Un altro naufragio, ancora centinaia di morti. Tutti e 600 (o più) con una faccia, un nome, una storia molto tormentata e difficile - 100 di loro molto breve, perché nati da poco - e delle speranze.

Ancora un naufragio che doveva essere e poteva essere evitato.

Si discute di colpe: guardia costiera greca inadempiente o in alcuni casi criminale, Frontex indifferente o complice dei criminali. Ma quelle centinaia di persone, bambini donne e uomini sono morti per colpa nostra. Se partono è perché noi abbiamo tolto loro la speranza di vivere decentemente, o spesso anche di sopravvivere. Se non arrivano è perché noi permettiamo che chi governa nei nostri Paesi e in Europa utilizzi lo sterminio come arma di difesa contro una millantata “sostituzione etnica”.

Stiamo difendendo, utilizzando l’arma dello sterminio, dei privilegi (non dei diritti, quelli si chiamano così quando sono di tutti) che loro non avevano.
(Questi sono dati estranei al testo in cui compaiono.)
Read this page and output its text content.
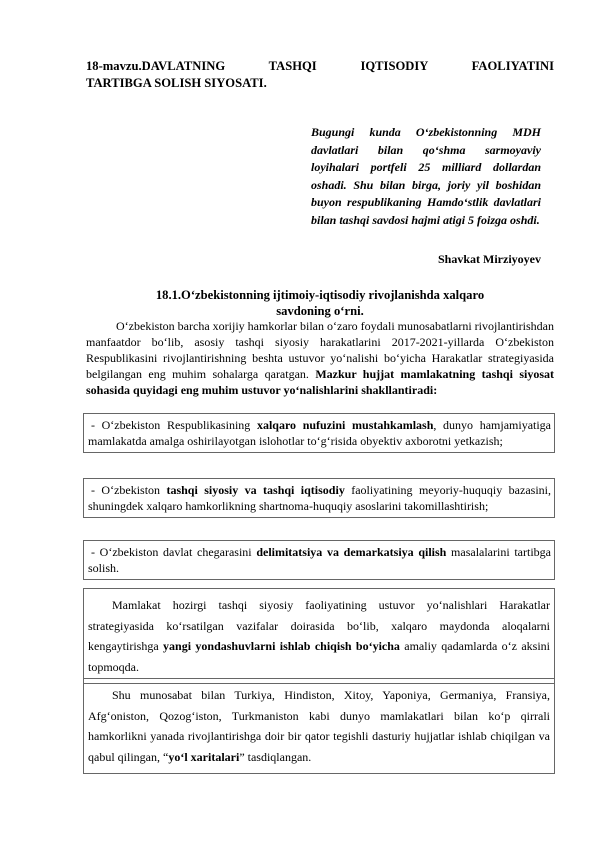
18-mavzu.DAVLATNING TASHQI IQTISODIY FAOLIYATINI
TARTIBGA SOLISH SIYOSATI.
Bugungi kunda O‘zbekistonning MDH davlatlari bilan qo‘shma sarmoyaviy loyihalari portfeli 25 milliard dollardan oshadi. Shu bilan birga, joriy yil boshidan buyon respublikaning Hamdo‘stlik davlatlari bilan tashqi savdosi hajmi atigi 5 foizga oshdi.
Shavkat Mirziyoyev
18.1.O‘zbekistonning ijtimoiy-iqtisodiy rivojlanishda xalqaro
savdoning o‘rni.
O‘zbekiston barcha xorijiy hamkorlar bilan o‘zaro foydali munosabatlarni rivojlantirishdan manfaatdor bo‘lib, asosiy tashqi siyosiy harakatlarini 2017-2021-yillarda O‘zbekiston Respublikasini rivojlantirishning beshta ustuvor yo‘nalishi bo‘yicha Harakatlar strategiyasida belgilangan eng muhim sohalarga qaratgan. Mazkur hujjat mamlakatning tashqi siyosat sohasida quyidagi eng muhim ustuvor yo‘nalishlarini shakllantiradi:
- O‘zbekiston Respublikasining xalqaro nufuzini mustahkamlash, dunyo hamjamiyatiga mamlakatda amalga oshirilayotgan islohotlar to‘g‘risida obyektiv axborotni yetkazish;
- O‘zbekiston tashqi siyosiy va tashqi iqtisodiy faoliyatining meyoriy-huquqiy bazasini, shuningdek xalqaro hamkorlikning shartnoma-huquqiy asoslarini takomillashtirish;
- O‘zbekiston davlat chegarasini delimitatsiya va demarkatsiya qilish masalalarini tartibga solish.
Mamlakat hozirgi tashqi siyosiy faoliyatining ustuvor yo‘nalishlari Harakatlar strategiyasida ko‘rsatilgan vazifalar doirasida bo‘lib, xalqaro maydonda aloqalarni kengaytirishga yangi yondashuvlarni ishlab chiqish bo‘yicha amaliy qadamlarda o‘z aksini topmoqda.
Shu munosabat bilan Turkiya, Hindiston, Xitoy, Yaponiya, Germaniya, Fransiya, Afg‘oniston, Qozog‘iston, Turkmaniston kabi dunyo mamlakatlari bilan ko‘p qirrali hamkorlikni yanada rivojlantirishga doir bir qator tegishli dasturiy hujjatlar ishlab chiqilgan va qabul qilingan, “yo‘l xaritalari” tasdiqlangan.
E li abbiamo lasciati crepare in mare. Sì, noi, proprio noi che forse non facciamo nulla ma certamente non abbastanza: non tiriamo pietre, non ci incateniamo, non andiamo per mare a salvare vite, non litighiamo al bar quando sentiamo cazzate populiste, non pretendiamo che nei giornali dove lavoriamo si denunci ogni giorno, si racconti ogni giorno questo sterminio.
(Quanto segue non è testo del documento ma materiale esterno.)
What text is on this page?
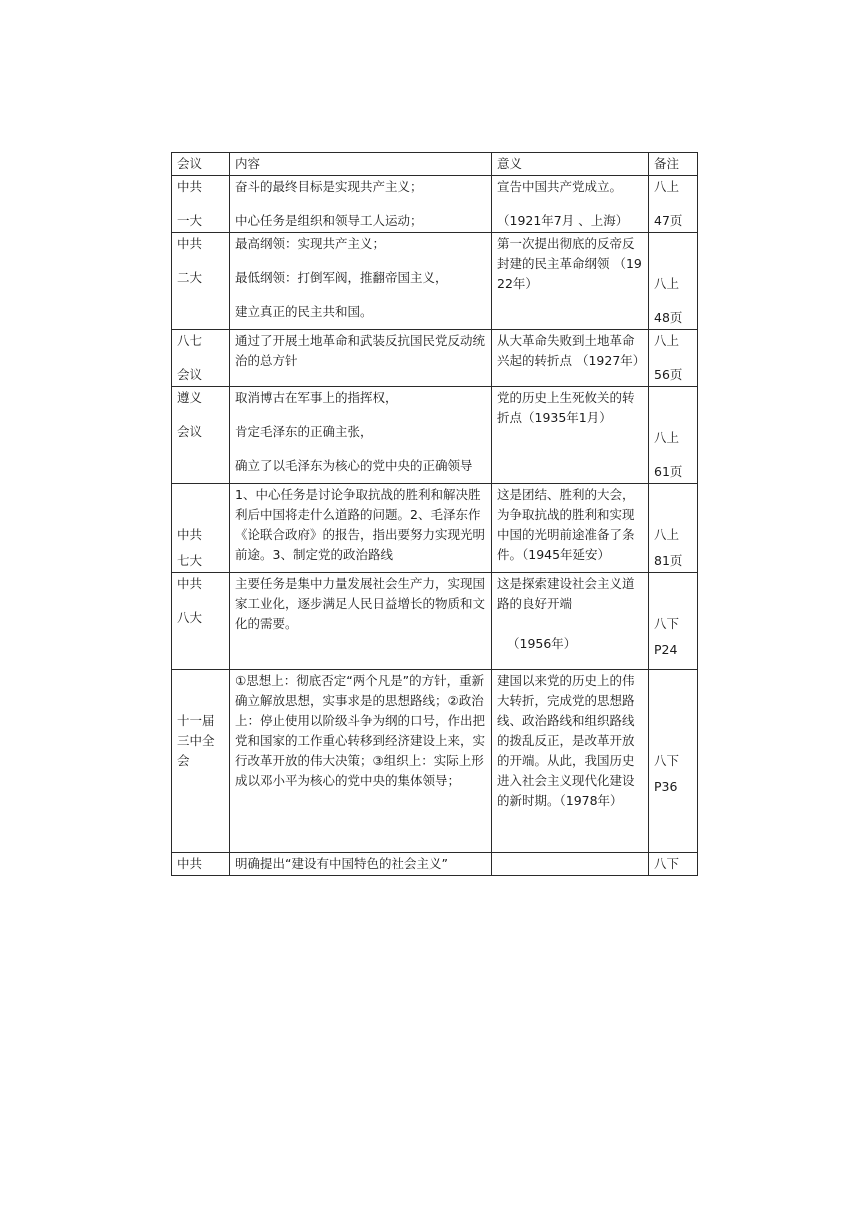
会议	内容	意义	备注

中共
一大	奋斗的最终目标是实现共产主义；
中心任务是组织和领导工人运动；	宣告中国共产党成立。
（1921年7月 、上海）	八上
47页

中共
二大	最高纲领：实现共产主义；
最低纲领：打倒军阀，推翻帝国主义，
建立真正的民主共和国。	第一次提出彻底的反帝反封建的民主革命纲领 （1922年）	八上
48页

八七
会议	通过了开展土地革命和武装反抗国民党反动统治的总方针	从大革命失败到土地革命兴起的转折点 （1927年）	八上
56页

遵义
会议	取消博古在军事上的指挥权，
肯定毛泽东的正确主张，
确立了以毛泽东为核心的党中央的正确领导	党的历史上生死攸关的转折点（1935年1月）	八上
61页

中共
七大	1、中心任务是讨论争取抗战的胜利和解决胜利后中国将走什么道路的问题。2、毛泽东作《论联合政府》的报告，指出要努力实现光明前途。3、制定党的政治路线	这是团结、胜利的大会，为争取抗战的胜利和实现中国的光明前途准备了条件。（1945年延安）	八上
81页

中共
八大	主要任务是集中力量发展社会生产力，实现国家工业化，逐步满足人民日益增长的物质和文化的需要。	这是探索建设社会主义道路的良好开端
（1956年）	八下
P24

十一届三中全会	①思想上：彻底否定“两个凡是”的方针，重新确立解放思想，实事求是的思想路线；②政治上：停止使用以阶级斗争为纲的口号，作出把党和国家的工作重心转移到经济建设上来，实行改革开放的伟大决策；③组织上：实际上形成以邓小平为核心的党中央的集体领导；	建国以来党的历史上的伟大转折，完成党的思想路线、政治路线和组织路线的拨乱反正，是改革开放的开端。从此，我国历史进入社会主义现代化建设的新时期。（1978年）	八下
P36

中共	明确提出“建设有中国特色的社会主义”		八下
Comunque quello che facciamo non è abbastanza, e le nostre indignazioni, il nostro sentirci impotenti, il nostro sdegno di fronte a queste stragi sono intrise dell’ipocrisia di chi, in fondo, ai propri privilegi non vuole rinunciare.

Se vogliamo che il Mediterraneo smetta di essere il cimitero più grande della storia, se vogliamo smettere di essere assassini o complici di assassini, dobbiamo e possiamo fare molto. Non restare umani perché non lo siamo più. Dobbiamo tornare ad esserlo.